In many ways, Last Movie feels like a mix of Edgar Wright’s The Sparks Brothers (2021), where we get a variety of archival footage, new footage, scripted sketches, personal photos and fresh animation throughout the feature; and Bernard MacMahon’s Becoming Led Zeppelin (2025), where we feel like we only received the first half of the story with an abrupt ending. The fact that I’m using two music docs for comparison isn’t coincidence either, since you’ll discover from watching the new release Cheech & Chong have just as many connections to the music industry as they do with comedy.
(Bushell Productions)
These two guys went from a successful stage show in the late 1960s, to many hit comedy records and TV appearances in the early 1970s, to starring in movie comedies in the late 1970s and early 1980s. They made an anti-establishment schtick with their love of weed a huge moneymaker in the Hollywood game.

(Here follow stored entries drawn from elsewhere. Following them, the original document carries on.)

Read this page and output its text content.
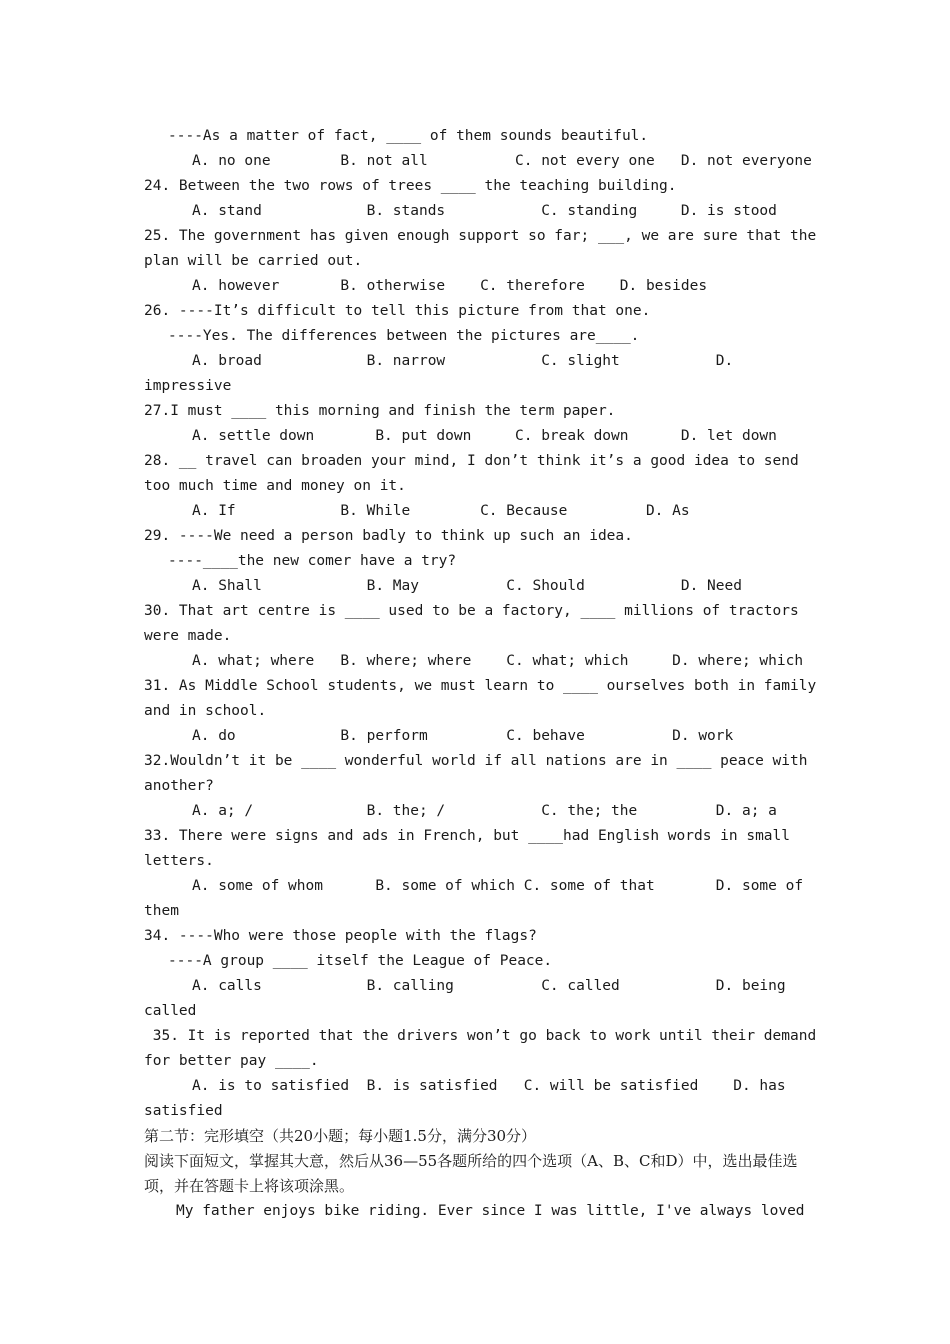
----As a matter of fact, ____ of them sounds beautiful.
A. no one        B. not all          C. not every one   D. not everyone
24. Between the two rows of trees ____ the teaching building.
A. stand            B. stands           C. standing     D. is stood
25. The government has given enough support so far; ___, we are sure that the
plan will be carried out.
A. however       B. otherwise    C. therefore    D. besides
26. ----It’s difficult to tell this picture from that one.
----Yes. The differences between the pictures are____.
A. broad            B. narrow           C. slight           D.
impressive
27.I must ____ this morning and finish the term paper.
A. settle down       B. put down     C. break down      D. let down
28. __ travel can broaden your mind, I don’t think it’s a good idea to send
too much time and money on it.
A. If            B. While        C. Because         D. As
29. ----We need a person badly to think up such an idea.
----____the new comer have a try?
A. Shall            B. May          C. Should           D. Need
30. That art centre is ____ used to be a factory, ____ millions of tractors
were made.
A. what; where   B. where; where    C. what; which     D. where; which
31. As Middle School students, we must learn to ____ ourselves both in family
and in school.
A. do            B. perform         C. behave          D. work
32.Wouldn’t it be ____ wonderful world if all nations are in ____ peace with
another?
A. a; /             B. the; /           C. the; the         D. a; a
33. There were signs and ads in French, but ____had English words in small
letters.
A. some of whom      B. some of which C. some of that       D. some of
them
34. ----Who were those people with the flags?
----A group ____ itself the League of Peace.
A. calls            B. calling          C. called           D. being
called
35. It is reported that the drivers won’t go back to work until their demand
for better pay ____.
A. is to satisfied  B. is satisfied   C. will be satisfied    D. has
satisfied
第二节：完形填空（共20小题；每小题1.5分，满分30分）
阅读下面短文，掌握其大意，然后从36—55各题所给的四个选项（A、B、C和D）中，选出最佳选项，并在答题卡上将该项涂黑。
My father enjoys bike riding. Ever since I was little, I've always loved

Though the execution feels a bit incomplete by ignoring the men’s lives and careers post-1980s, the runtime drags a bit by the end, and it really only scratches the surface on the internal issues faced along the way to stardom [the most interesting segments are when Chong and Marin openly acknowledge the tension between them and their producer-director Lou Adler during the portion on their film success]; the sloppiness of Last Movie also feels a little appropriate for classic Cheech & Chong vibes. Fans will definitely enjoy the reminiscing about the ‘Cheech & Chong’ 1971 record, Up in Smoke (1978), the 1973 novelty single ‘Basketball Jones,’ and other fan favorites. The legendary pair are before my time and I’m not exactly a weed aficionado, but I still had a good time as a fan of 1960s-1980s pop culture; plus the stories on their upbringings as Chinese-Canadian and Mexican-American in the mid-20th century were interesting. So depending on your taste in comedy, interest in C&C or vintage entertainment, Last Movie may or may not be for you.
Sure. I’ll see that.
I am so watching this!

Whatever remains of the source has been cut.